Performance Ideas: 2 pass ?

thisistherk / fast_obj

Fast C OBJ parser

MIT License

632 stars 48 forks source link

Performance Ideas: 2 pass ? #12

Open Kuranes opened 4 years ago

Kuranes commented 4 years ago

Hi,

Wondering if you had tried or have experience around those 2 ideas:

prepass for big allocation upfront and avoid realloc? (parse line numbers of v/n/vt then allocate once and for all )
prepass for "simd token tricks" as in https://github.com/lemire/simdjson (blogpost https://branchfree.org/2019/02/25/paper-parsing-gigabytes-of-json-per-second/ paper https://arxiv.org/abs/1902.08318). Idea implemented for example in csv parsing https://github.com/geofflangdale/simdcsv

thisistherk commented 4 years ago

Not really. I'd assume two passes would slow it down - I think reading and parsing in a single pass is where most of the performance benefit comes from over other libs. Last time I profiled it parsing of floats was the most time consuming bit of the code and I'm not really sure if there's any easy way of speeding that up (having said that, the simdjson code has a number parser in it that might be worth trying, although it looks fairly similar).

Did once have a crazy plan of attempting to multithread it at one point way back - one thread reads file into buffers, farms them off to workers to parse, then puts the results back together - just to see how fast I could get it to go, but that's (a) crazy, and (b) way too much for a simple single header lib :)

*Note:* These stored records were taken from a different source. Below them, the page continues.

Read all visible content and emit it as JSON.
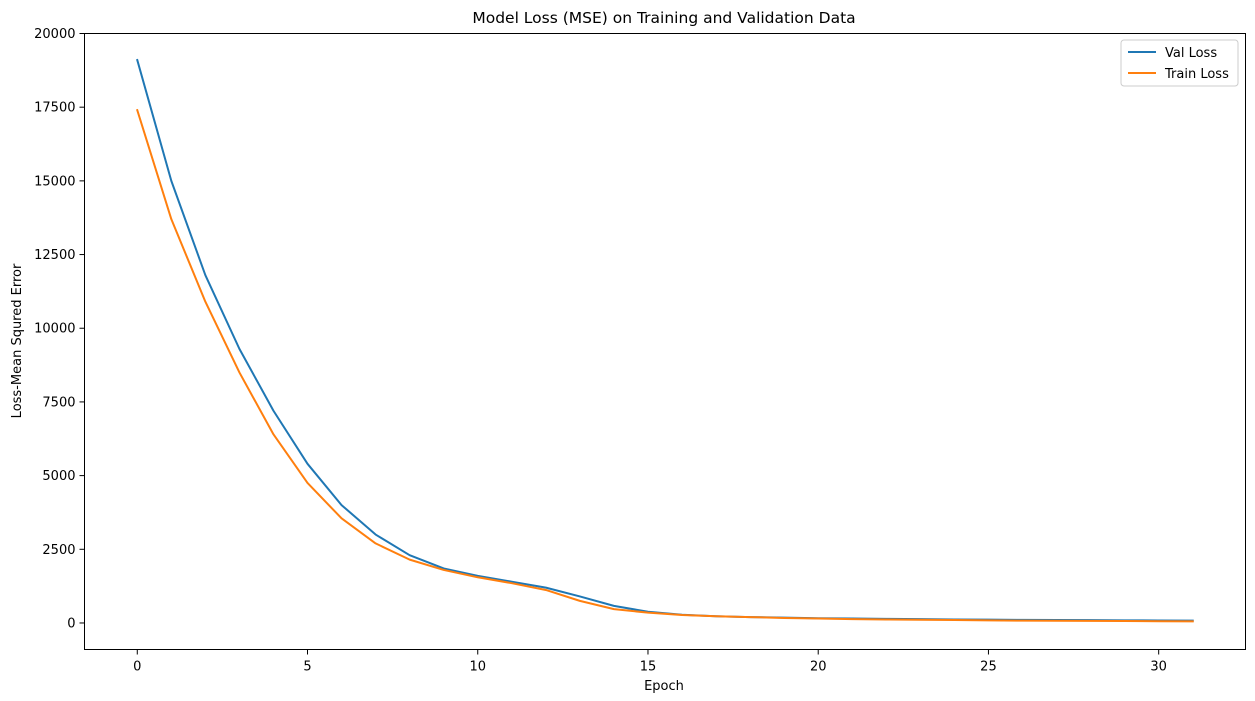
{
  "chart_data": {
    "type": "line",
    "title": "Model Loss (MSE) on Training and Validation Data",
    "xlabel": "Epoch",
    "ylabel": "Loss-Mean Squred Error",
    "xlim": [
      -1.55,
      32.55
    ],
    "ylim": [
      -900,
      20000
    ],
    "xticks": [
      0,
      5,
      10,
      15,
      20,
      25,
      30
    ],
    "yticks": [
      0,
      2500,
      5000,
      7500,
      10000,
      12500,
      15000,
      17500,
      20000
    ],
    "grid": false,
    "legend_position": "top-right",
    "x": [
      0,
      1,
      2,
      3,
      4,
      5,
      6,
      7,
      8,
      9,
      10,
      11,
      12,
      13,
      14,
      15,
      16,
      17,
      18,
      19,
      20,
      21,
      22,
      23,
      24,
      25,
      26,
      27,
      28,
      29,
      30,
      31
    ],
    "series": [
      {
        "name": "Val Loss",
        "color": "#1f77b4",
        "values": [
          19100,
          15000,
          11800,
          9300,
          7200,
          5400,
          4000,
          3000,
          2300,
          1850,
          1600,
          1400,
          1200,
          900,
          580,
          380,
          280,
          230,
          200,
          180,
          160,
          150,
          140,
          130,
          120,
          115,
          105,
          100,
          95,
          90,
          85,
          80
        ]
      },
      {
        "name": "Train Loss",
        "color": "#ff7f0e",
        "values": [
          17400,
          13700,
          10900,
          8500,
          6400,
          4750,
          3550,
          2700,
          2150,
          1800,
          1550,
          1350,
          1120,
          750,
          470,
          350,
          270,
          230,
          200,
          170,
          150,
          130,
          120,
          110,
          100,
          90,
          80,
          75,
          70,
          65,
          60,
          55
        ]
      }
    ]
  }
}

Kuranes commented 4 years ago

Indeed parse numbers are big in Vtune profile, didn't expect it was that much ! it's mostly float and int parsing, it makes senses.

I got big mem operation hotspots (as here "parse_face" hotspot is in fact mostly array_push ) in my profile that's why I though it could be interesting.

agree on multithread is more last resort, rarely fits in user code, and definitely hard API for a header lib

Thanks for the answer!

stgatilov commented 3 years ago

Most users won't like multithreading, since they have a bunch of models to load, and they can do much more efficient multithreading simply by distributing files across threads.

What is the target application that would really benefit from multithreaded reader? Loading single huge .obj file?

Kuranes commented 3 years ago

yes, huge .obj files,

Since Obj is so "easy to write", many scanners hardware/software output very huge obj as "raw source" (which are therefore often huge)

Fast_obj is already performing way better than all other libs, and indeed complexifying code base with MT might not be worth it.